Can craft whiskey tourism beat off boozy Irish stereotypes?
Well-told and carefully crafted whiskey stories can dispel boozy Irish stereotypes, writes Pól Ó Conghaile.
Dublin’s whiskey experiences are like its proverbial buses; you wait for ages, and then several come along in a short space of time.
Think of the Irish Whiskey Museum on College Green, Teeling’s Distillery and the proposed Dublin Whiskey Company visitor centre in the Liberties, or the major reboot of the Old Jameson Distillery, set to open next March.
All are catapulting the city back onto the global whiskey tourism map.
For a while, it seemed like craft gin had stolen whiskey’s thunder. No more. When Teeling’s opened on Newmarket Square in 2015, it was Dublin’s first new distillery in 125 years. Taking its tour (teelingdistillery.com; from €14pp) recently, I found a sweetly scripted experience combining social histories, clued-in guides and dinky artefacts with a cannily marketed brand (#teelingdistillery hashtags are stamped onto barrels).
Visitors walk past three beautiful copper stills, get a brief immersion in the fermentation and ageing processes, and finish with a tasting.
The café and gift shops are a cut-above, too.
Whiskey’s new wave is more than a shot in the arm for the Irish drinks industry. In travel terms, experiences like these also offer a more nuanced take on Ireland’s relationship with alcohol. Similar to food tourism, they tie a storied craft to people, heritage and landscape, providing richer and more authentic ways for visitors to engage than the usual, boozy old stereotypes.
Of course, you can have fun knocking back the tasters, too - but anything that takes tourists beyond images of sloshily drunken Dubliners is progress, in my book.

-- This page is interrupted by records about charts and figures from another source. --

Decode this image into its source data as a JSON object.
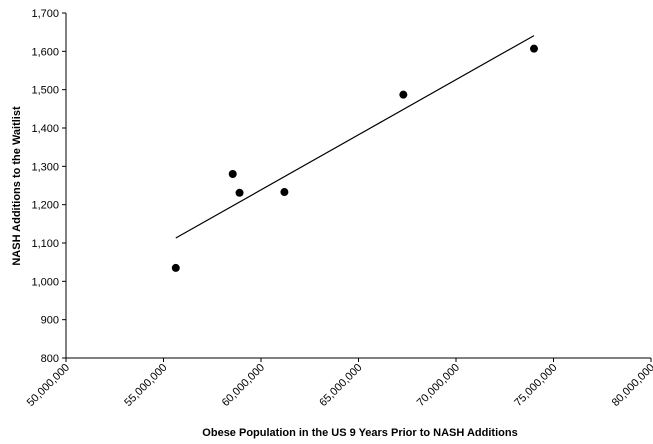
{
  "chart_data": {
    "type": "scatter",
    "x_label": "Obese Population in the US 9 Years Prior to NASH Additions",
    "y_label": "NASH Additions to the Waitlist",
    "series": [
      {
        "x": [
          55630000,
          58550000,
          58900000,
          61200000,
          67300000,
          74000000
        ],
        "values": [
          1035,
          1280,
          1231,
          1233,
          1487,
          1607
        ],
        "color": "#000000"
      }
    ],
    "trendline": {
      "x": [
        55630000,
        74000000
      ],
      "values": [
        1113,
        1641
      ],
      "color": "#000000"
    },
    "xlim": [
      50000000,
      80000000
    ],
    "xticks": [
      {
        "value": 50000000,
        "label": "50,000,000"
      },
      {
        "value": 55000000,
        "label": "55,000,000"
      },
      {
        "value": 60000000,
        "label": "60,000,000"
      },
      {
        "value": 65000000,
        "label": "65,000,000"
      },
      {
        "value": 70000000,
        "label": "70,000,000"
      },
      {
        "value": 75000000,
        "label": "75,000,000"
      },
      {
        "value": 80000000,
        "label": "80,000,000"
      }
    ],
    "ylim": [
      800,
      1700
    ],
    "yticks": [
      800,
      900,
      {
        "value": 1000,
        "label": "1,000"
      },
      {
        "value": 1100,
        "label": "1,100"
      },
      {
        "value": 1200,
        "label": "1,200"
      },
      {
        "value": 1300,
        "label": "1,300"
      },
      {
        "value": 1400,
        "label": "1,400"
      },
      {
        "value": 1500,
        "label": "1,500"
      },
      {
        "value": 1600,
        "label": "1,600"
      },
      {
        "value": 1700,
        "label": "1,700"
      }
    ],
    "grid": false
  }
}
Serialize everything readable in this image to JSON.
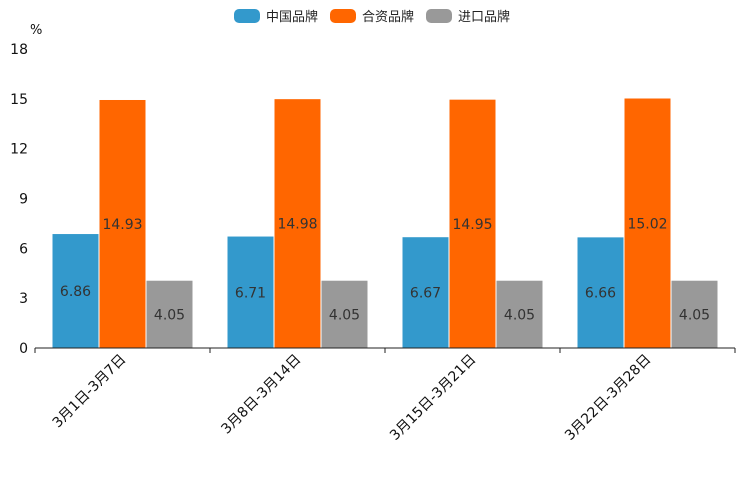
{
  "chart_data": {
    "type": "bar",
    "unit": "%",
    "categories": [
      "3月1日-3月7日",
      "3月8日-3月14日",
      "3月15日-3月21日",
      "3月22日-3月28日"
    ],
    "series": [
      {
        "name": "中国品牌",
        "color": "#3399cc",
        "values": [
          6.86,
          6.71,
          6.67,
          6.66
        ],
        "labels": [
          "6.86",
          "6.71",
          "6.67",
          "6.66"
        ]
      },
      {
        "name": "合资品牌",
        "color": "#ff6600",
        "values": [
          14.93,
          14.98,
          14.95,
          15.02
        ],
        "labels": [
          "14.93",
          "14.98",
          "14.95",
          "15.02"
        ]
      },
      {
        "name": "进口品牌",
        "color": "#999999",
        "values": [
          4.05,
          4.05,
          4.05,
          4.05
        ],
        "labels": [
          "4.05",
          "4.05",
          "4.05",
          "4.05"
        ]
      }
    ],
    "ylim": [
      0,
      18
    ],
    "yticks": [
      0,
      3,
      6,
      9,
      12,
      15,
      18
    ],
    "ytick_labels": [
      "0",
      "3",
      "6",
      "9",
      "12",
      "15",
      "18"
    ],
    "legend_position": "top-center",
    "grid": false
  }
}
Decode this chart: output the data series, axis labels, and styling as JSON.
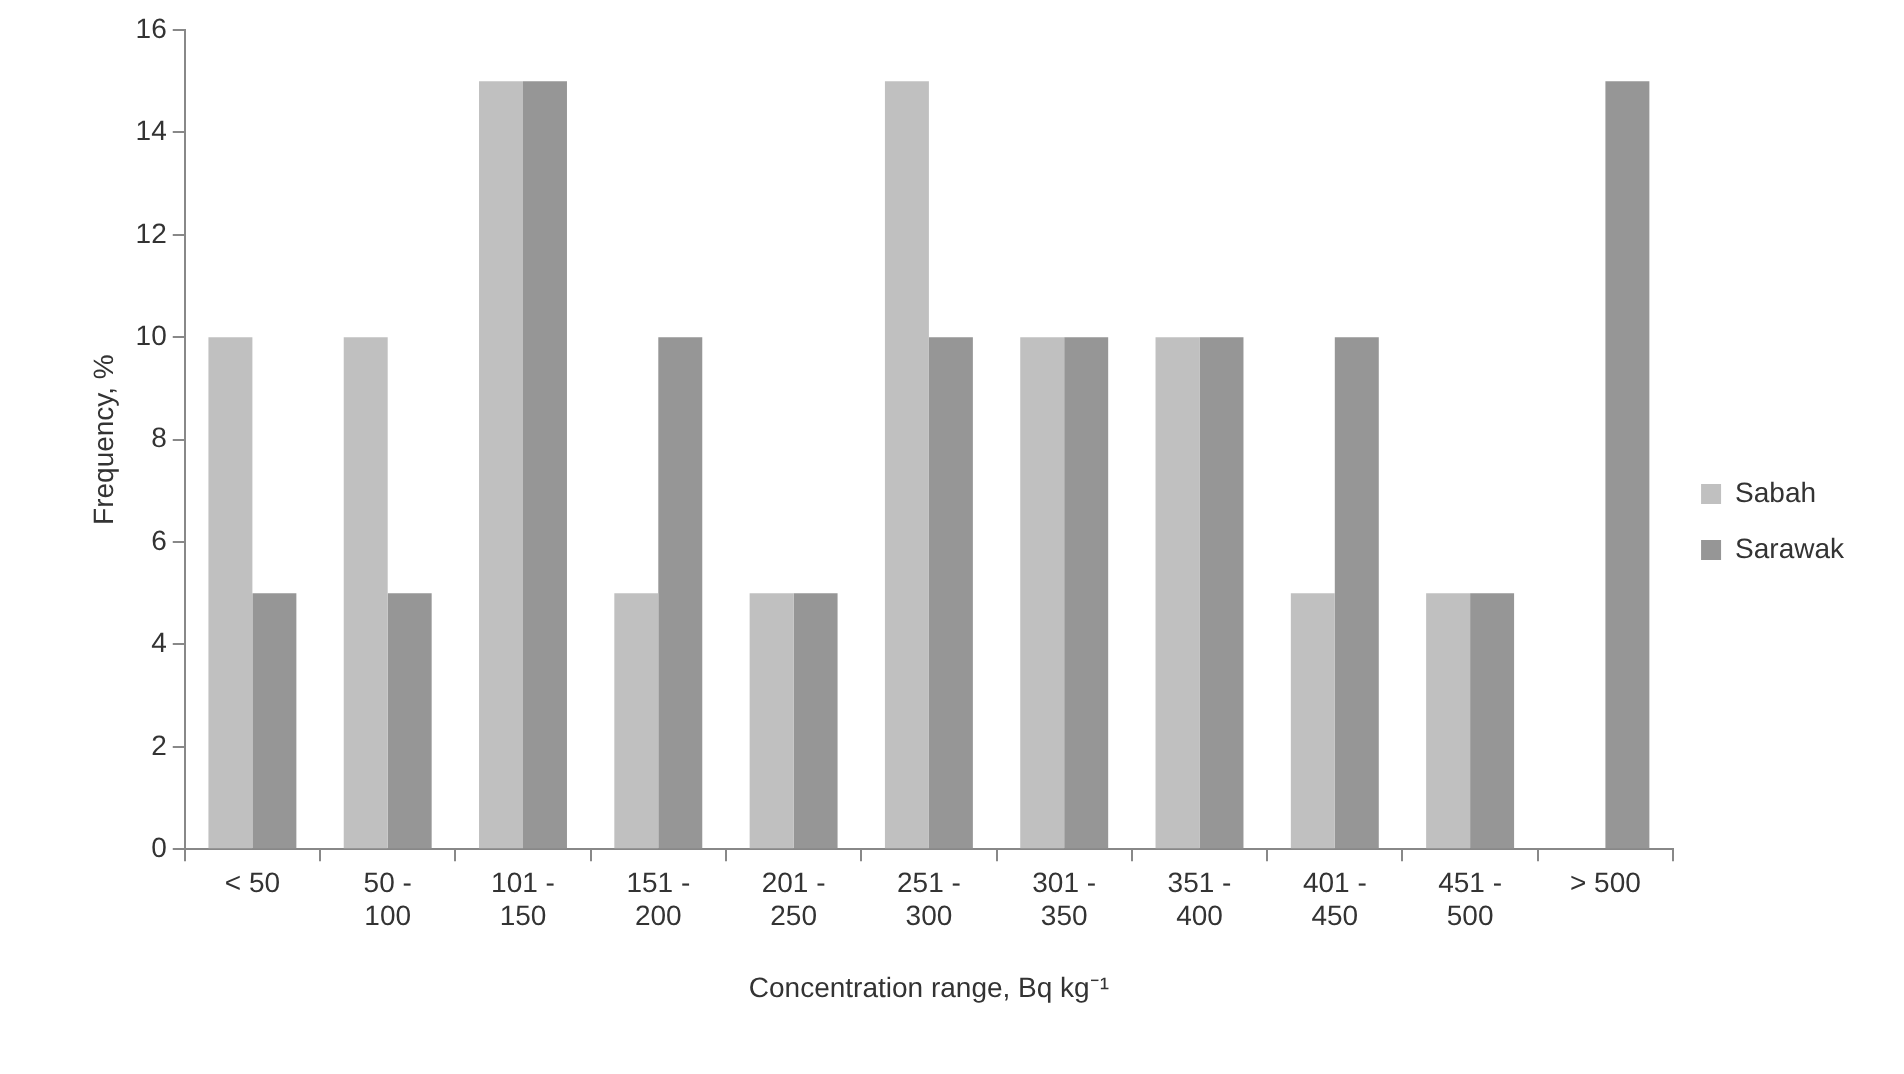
{
  "chart_data": {
    "type": "bar",
    "xlabel": "Concentration range, Bq kg⁻¹",
    "ylabel": "Frequency, %",
    "categories": [
      "< 50",
      "50 - 100",
      "101 - 150",
      "151 - 200",
      "201 - 250",
      "251 - 300",
      "301 - 350",
      "351 - 400",
      "401 - 450",
      "451 - 500",
      "> 500"
    ],
    "series": [
      {
        "name": "Sabah",
        "color": "#c0c0c0",
        "values": [
          10,
          10,
          15,
          5,
          5,
          15,
          10,
          10,
          5,
          5,
          0
        ]
      },
      {
        "name": "Sarawak",
        "color": "#969696",
        "values": [
          5,
          5,
          15,
          10,
          5,
          10,
          10,
          10,
          10,
          5,
          15
        ]
      }
    ],
    "ylim": [
      0,
      16
    ],
    "yticks": [
      0,
      2,
      4,
      6,
      8,
      10,
      12,
      14,
      16
    ],
    "grid": false,
    "legend": "right"
  }
}
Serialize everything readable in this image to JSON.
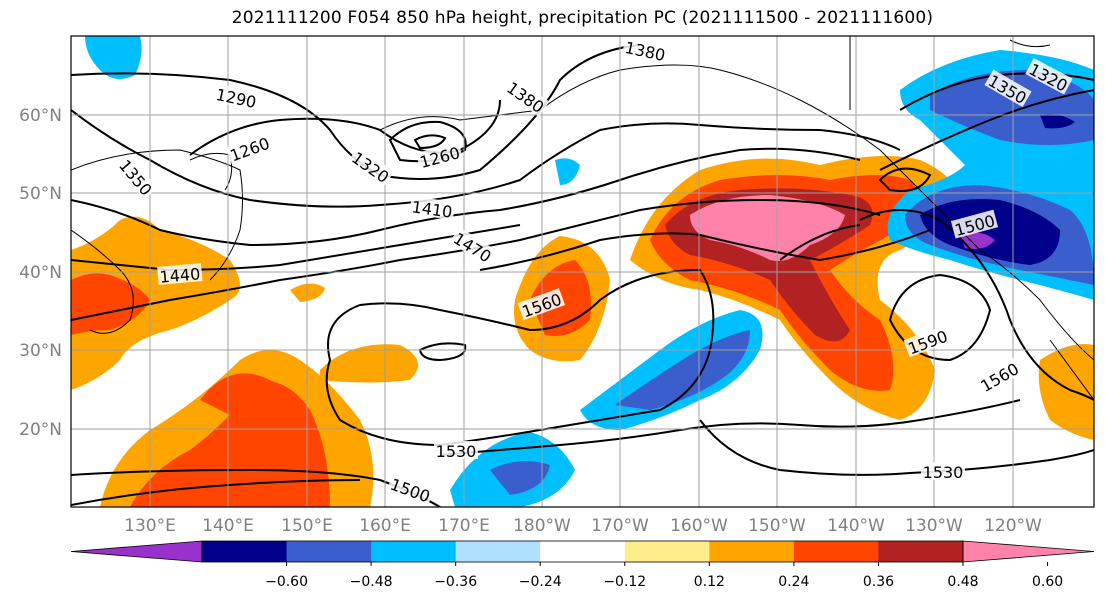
{
  "title": "2021111200 F054 850 hPa height, precipitation PC (2021111500 - 2021111600)",
  "lat_labels": [
    "60°N",
    "50°N",
    "40°N",
    "30°N",
    "20°N"
  ],
  "lon_labels": [
    "130°E",
    "140°E",
    "150°E",
    "160°E",
    "170°E",
    "180°W",
    "170°W",
    "160°W",
    "150°W",
    "140°W",
    "130°W",
    "120°W"
  ],
  "colorbar": {
    "ticks": [
      "−0.60",
      "−0.48",
      "−0.36",
      "−0.24",
      "−0.12",
      "0.12",
      "0.24",
      "0.36",
      "0.48",
      "0.60"
    ],
    "colors": [
      "#9932cc",
      "#00008b",
      "#3a5fcd",
      "#00bfff",
      "#b0e2ff",
      "#ffffff",
      "#ffec8b",
      "#ffa500",
      "#ff4500",
      "#b22222",
      "#ff82ab"
    ]
  },
  "contour_labels": [
    "1380",
    "1320",
    "1290",
    "1260",
    "1350",
    "1320",
    "1260",
    "1380",
    "1410",
    "1470",
    "1440",
    "1350",
    "1500",
    "1560",
    "1590",
    "1560",
    "1530",
    "1530",
    "1500"
  ],
  "colors": {
    "contour": "#000000",
    "grid": "#a0a0a0",
    "coast": "#000000"
  }
}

Teeling's Distillery, Dublin
Once upon a time, Ireland had dozens of whiskey distilleries. Today, there are only a handful. Ireland’s Whiskey Trail (irelandwhiskeytrail.ie) hasn’t been updated in some time, but it remains a good place to start your research — ranging as it does from distilleries like those in Bushmills, Kilbeggan and Midleton to pubs with a particular whiskey connection (think of Ó Loclainn’s in Ballyvaughan, or Dick Mack’s in Dingle). Wine country tours are second nature to tourists in other destinations.
What about a revamped whiskey trail for Ireland?
The Irish Whiskey Museum, Dublin
Did you know Brian O’Driscoll is a whiskey investor? The rugby legend is part-owner of Glendalough Irish Whiskey, which produces a 13-year-old singlemalt among other spirits. Or did you know that the new, independently-produced James Joyce Whiskey (jamesjoycewhiskey.ie) pays homage to No. 15 Usher’s Island, the famous ‘House of the Dead’ featured in Joyce’s Dubliners?
Irish Whiskey has been the world’s fastest growing premium spirit in the last 10 years, according to the Irish Whiskey Association. Its renaissance is just beginning.